Science discovery has increasingly become data intensive, and it urges the infrastructure for science to be changed and optimized for adapting to this transformation.
Chinese Academy of Sciences (CAS) is always promoting the infrastructure development for e-Science. Now it is building Data Cloud based on the achievements in infrastructure development got during the Eleventh Five-Years Plan of CAS(i.e., 2006-2010).
CAS Data Cloud will consist of IaaS which has about 50PB data storage capability and a data-intensive computing cluster with about 10000 CPU cores, PaaS for on-line data management and publication and SaaS for data searching and on-demand service at the end of the Twelfth Five-Years Plan (i.e., 2011-2015).

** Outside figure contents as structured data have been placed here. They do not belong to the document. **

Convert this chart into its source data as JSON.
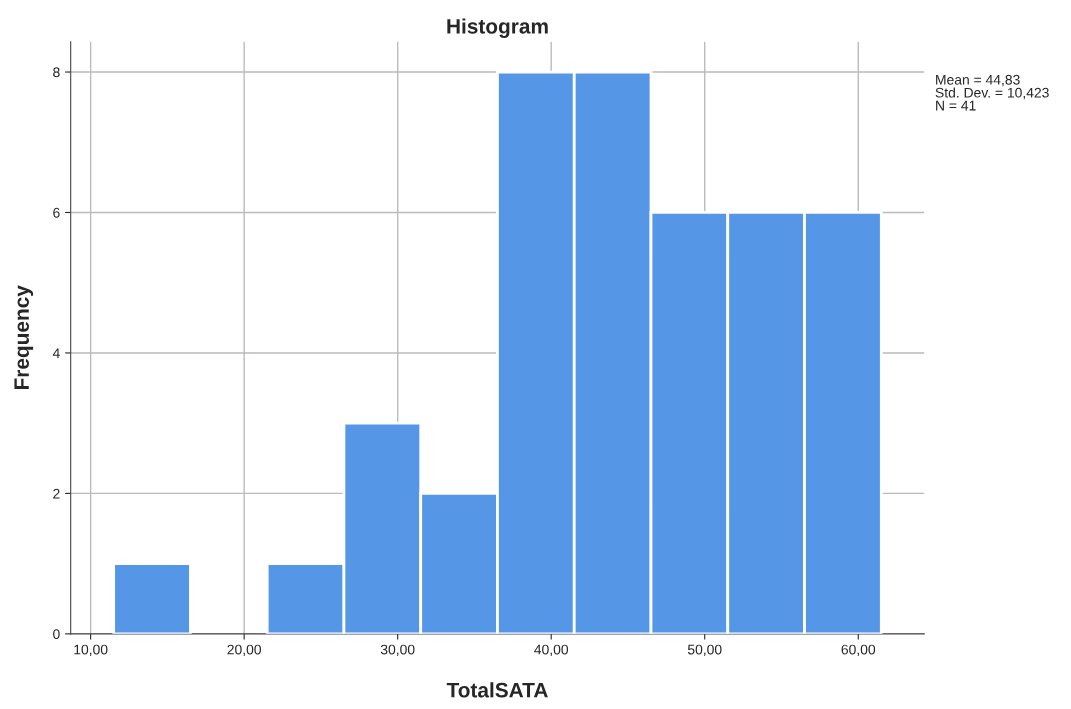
{
  "chart_data": {
    "type": "histogram",
    "title": "Histogram",
    "xlabel": "TotalSATA",
    "ylabel": "Frequency",
    "bins": [
      11.5,
      16.5,
      21.5,
      26.5,
      31.5,
      36.5,
      41.5,
      46.5,
      51.5,
      56.5,
      61.5
    ],
    "values": [
      1,
      0,
      1,
      3,
      2,
      8,
      8,
      6,
      6,
      6
    ],
    "color": "#5596e6",
    "xlim": [
      8.7,
      64.3
    ],
    "xticks": [
      {
        "value": 10,
        "label": "10,00"
      },
      {
        "value": 20,
        "label": "20,00"
      },
      {
        "value": 30,
        "label": "30,00"
      },
      {
        "value": 40,
        "label": "40,00"
      },
      {
        "value": 50,
        "label": "50,00"
      },
      {
        "value": 60,
        "label": "60,00"
      }
    ],
    "ylim": [
      0,
      8.43
    ],
    "yticks": [
      0,
      2,
      4,
      6,
      8
    ],
    "grid": true,
    "annotations": [
      "Mean = 44,83\nStd. Dev. = 10,423\nN = 41"
    ]
  }
}
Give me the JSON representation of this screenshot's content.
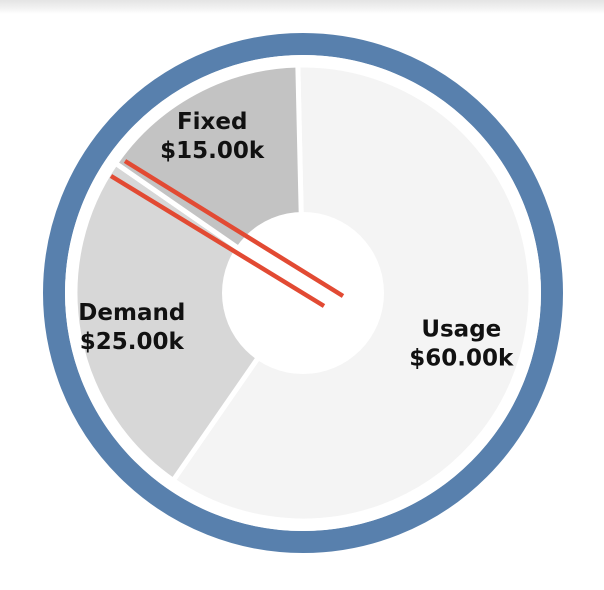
{
  "chart_data": {
    "type": "pie",
    "title": "",
    "categories": [
      "Usage",
      "Demand",
      "Fixed"
    ],
    "values": [
      60000,
      25000,
      15000
    ],
    "labels": [
      {
        "name": "Usage",
        "value": "$60.00k"
      },
      {
        "name": "Demand",
        "value": "$25.00k"
      },
      {
        "name": "Fixed",
        "value": "$15.00k"
      }
    ],
    "slice_colors": [
      "#f4f4f4",
      "#d7d7d7",
      "#c3c3c3"
    ],
    "ring_color": "#5880ad",
    "marker_color": "#e24a33",
    "legend": "none"
  }
}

Many challenges needed to cope with have been identified such as reliable and easily available storage service for big data, efficient organization and access of big data at appropriate quality, data integration and linking, interoperation between data and literature, abundant and effective data analysis and visualization tools for extracting knowledge from large amounts of data.
And reasonable solutions to them are being sought and developed. In this presentation, the Data Cloud which is being developed in CAS for the purpose of effectively supporting data-intensive science is presented.
Then some of the challenges in developing the infrastructure for data-intensive science are analysed based on our above practice.
Next, some of the principles and ideas for dealing with them are discussed before the presentation is concluded with a brief mention of some directions in infrastructure development.